Le problème de la terre au Pérou
Jose Carlos Mariategui
12 – Le « colonialisme » de notre agriculture côtière
Dans les vallées côtières, le degré de développement atteint gr â ce à l’industrialisation de l’agriculture sous un régime et une technique capitalistes a pour facteur principal l’intéressement du capital britannique et nord-américain à la production p é ruvienne de sucre et de coton. Ni l’aptitude industrielle, ni la capacité capitaliste des grands propriétaires ne sont responsables de l’extension prise par les cultures. Ceux-ci destinent leurs terres à la production du coton et de la canne à sucre, financés par de puissantes firmes exportatrices.
Les meilleures terres des vallées côtières sont occupées par le coton et la canne à sucre, non qu’elles conviennent seulement à ces cultures, mais uniquement parce que ce sont les seules qui intéressent, pour le moment, les commerçants anglais et yankee. Le crédit agricole, entièrement subordonné aux intérêts de ces firmes avant que ne s’établisse la Banque Agricole Nationale, ne tenta aucune autre culture. Celle des fruits, qui sont destinés au marché interne, est en général aux mains de petits propriétaires et de locataires. Il n’y a que dans les vallées de Lima, de par la proximité de marchés urbains d’importance, que de grandes surfaces sont consacrées par leurs propriétaires à la production de fruits.
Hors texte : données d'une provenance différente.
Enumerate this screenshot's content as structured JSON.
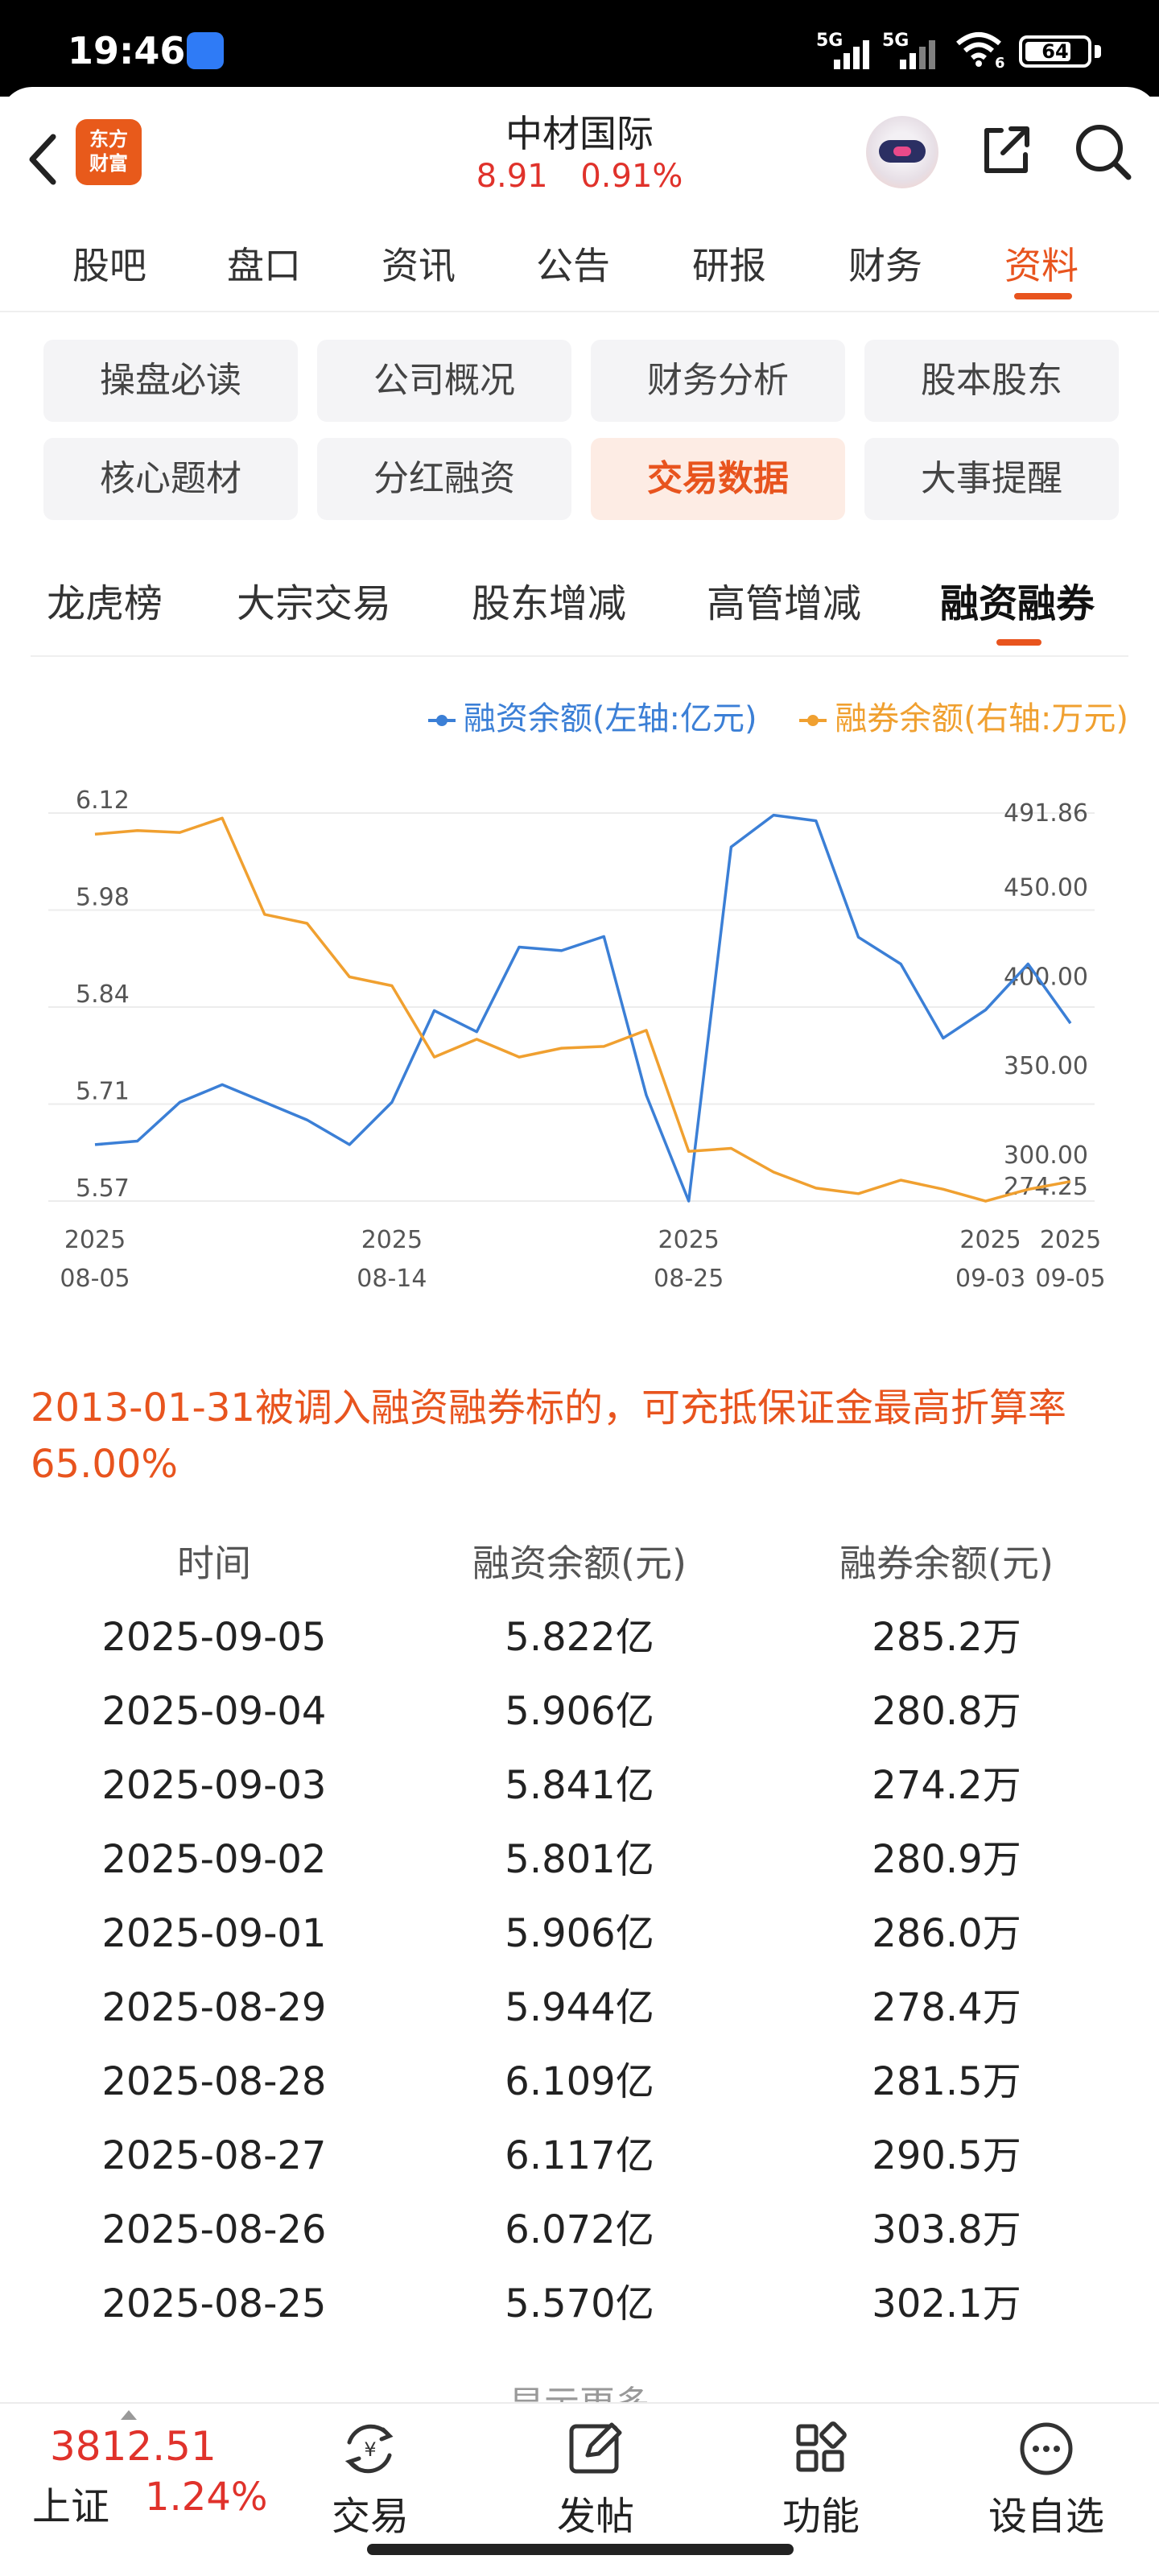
{
  "status_bar": {
    "time": "19:46",
    "net1": "5G",
    "net2": "5G",
    "wifi_sub": "6",
    "battery": "64"
  },
  "header": {
    "logo_text_1": "东方",
    "logo_text_2": "财富",
    "stock_name": "中材国际",
    "price": "8.91",
    "change_pct": "0.91%"
  },
  "main_tabs": [
    "股吧",
    "盘口",
    "资讯",
    "公告",
    "研报",
    "财务",
    "资料"
  ],
  "sub_buttons": [
    "操盘必读",
    "公司概况",
    "财务分析",
    "股本股东",
    "核心题材",
    "分红融资",
    "交易数据",
    "大事提醒"
  ],
  "sub_tabs": [
    "龙虎榜",
    "大宗交易",
    "股东增减",
    "高管增减",
    "融资融券"
  ],
  "chart_data": {
    "type": "line",
    "legend": [
      "融资余额(左轴:亿元)",
      "融券余额(右轴:万元)"
    ],
    "colors": {
      "financing": "#3b7fd6",
      "securities": "#f0a030"
    },
    "left_axis_ticks": [
      "6.12",
      "5.98",
      "5.84",
      "5.71",
      "5.57"
    ],
    "left_ylim": [
      5.57,
      6.12
    ],
    "right_axis_ticks": [
      "491.86",
      "450.00",
      "400.00",
      "350.00",
      "300.00",
      "274.25"
    ],
    "right_ylim": [
      274.25,
      491.86
    ],
    "x_tick_labels": [
      {
        "year": "2025",
        "date": "08-05"
      },
      {
        "year": "2025",
        "date": "08-14"
      },
      {
        "year": "2025",
        "date": "08-25"
      },
      {
        "year": "2025",
        "date": "09-03"
      },
      {
        "year": "2025",
        "date": "09-05"
      }
    ],
    "x": [
      "2025-08-05",
      "2025-08-06",
      "2025-08-07",
      "2025-08-08",
      "2025-08-11",
      "2025-08-12",
      "2025-08-13",
      "2025-08-14",
      "2025-08-15",
      "2025-08-18",
      "2025-08-19",
      "2025-08-20",
      "2025-08-21",
      "2025-08-22",
      "2025-08-25",
      "2025-08-26",
      "2025-08-27",
      "2025-08-28",
      "2025-08-29",
      "2025-09-01",
      "2025-09-02",
      "2025-09-03",
      "2025-09-04",
      "2025-09-05"
    ],
    "series": [
      {
        "name": "融资余额(左轴:亿元)",
        "axis": "left",
        "values": [
          5.65,
          5.655,
          5.71,
          5.735,
          5.71,
          5.685,
          5.65,
          5.71,
          5.84,
          5.81,
          5.93,
          5.925,
          5.945,
          5.72,
          5.57,
          6.072,
          6.117,
          6.109,
          5.944,
          5.906,
          5.801,
          5.841,
          5.906,
          5.822
        ]
      },
      {
        "name": "融券余额(右轴:万元)",
        "axis": "right",
        "values": [
          480,
          482,
          481,
          489,
          435,
          430,
          400,
          395,
          355,
          365,
          355,
          360,
          361,
          370,
          302.1,
          303.8,
          290.5,
          281.5,
          278.4,
          286.0,
          280.9,
          274.2,
          280.8,
          285.2
        ]
      }
    ]
  },
  "notice": "2013-01-31被调入融资融券标的，可充抵保证金最高折算率65.00%",
  "table": {
    "headers": [
      "时间",
      "融资余额(元)",
      "融券余额(元)"
    ],
    "rows": [
      [
        "2025-09-05",
        "5.822亿",
        "285.2万"
      ],
      [
        "2025-09-04",
        "5.906亿",
        "280.8万"
      ],
      [
        "2025-09-03",
        "5.841亿",
        "274.2万"
      ],
      [
        "2025-09-02",
        "5.801亿",
        "280.9万"
      ],
      [
        "2025-09-01",
        "5.906亿",
        "286.0万"
      ],
      [
        "2025-08-29",
        "5.944亿",
        "278.4万"
      ],
      [
        "2025-08-28",
        "6.109亿",
        "281.5万"
      ],
      [
        "2025-08-27",
        "6.117亿",
        "290.5万"
      ],
      [
        "2025-08-26",
        "6.072亿",
        "303.8万"
      ],
      [
        "2025-08-25",
        "5.570亿",
        "302.1万"
      ]
    ]
  },
  "more_label": "显示更多",
  "bottom_bar": {
    "index_value": "3812.51",
    "index_name": "上证",
    "index_pct": "1.24%",
    "nav": [
      "交易",
      "发帖",
      "功能",
      "设自选"
    ]
  }
}
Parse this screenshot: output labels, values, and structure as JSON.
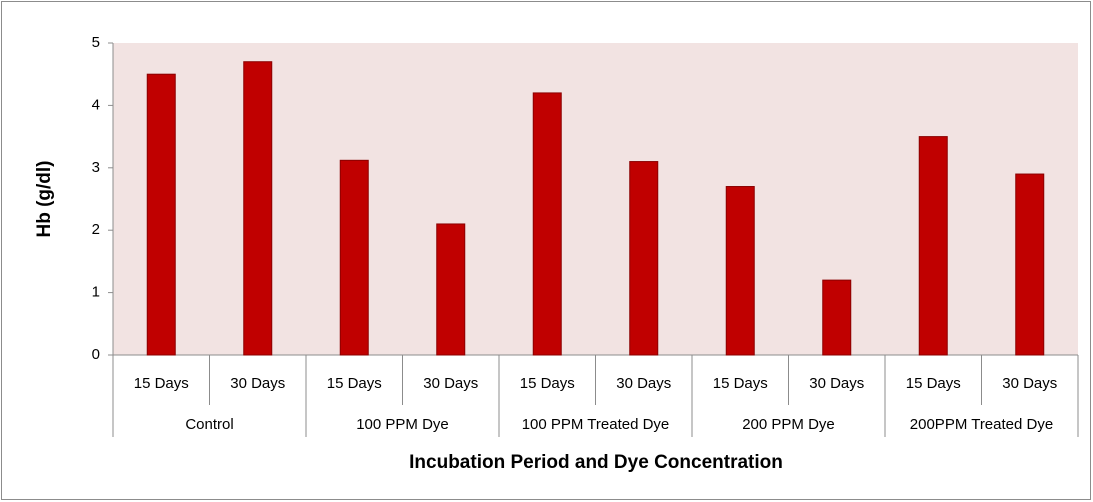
{
  "chart_data": {
    "type": "bar",
    "y_axis_label": "Hb (g/dl)",
    "x_axis_label": "Incubation Period and Dye Concentration",
    "categories": [
      "15 Days",
      "30 Days",
      "15 Days",
      "30 Days",
      "15 Days",
      "30 Days",
      "15 Days",
      "30 Days",
      "15 Days",
      "30 Days"
    ],
    "groups": [
      "Control",
      "100 PPM Dye",
      "100 PPM Treated Dye",
      "200 PPM Dye",
      "200PPM Treated Dye"
    ],
    "values": [
      4.5,
      4.7,
      3.12,
      2.1,
      4.2,
      3.1,
      2.7,
      1.2,
      3.5,
      2.9
    ],
    "color": "#c00000",
    "ylim": [
      0,
      5
    ],
    "yticks": [
      0,
      1,
      2,
      3,
      4,
      5
    ],
    "grid": false
  }
}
Souvent, dans les fermes cotonnières ou sucrières, ces fruits ne sont pas cultivés, pas même dans la mesure nécessaire pour l’approvisionnement de leur propre population rurale.
Le même petit propriétaire, ou un petit locataire, se trouve poussé à la culture du coton par ce courant qui prend si peu en compte les nécessités particulières de l’économie nationale. Le remplacement des cultures vivrières traditionnelles par cellles du coton dans les campagnes de la côte où subsiste la petite propriété, a constitué l’une des causes les plus visibles du renchérissement des subsistances des populations de la côte.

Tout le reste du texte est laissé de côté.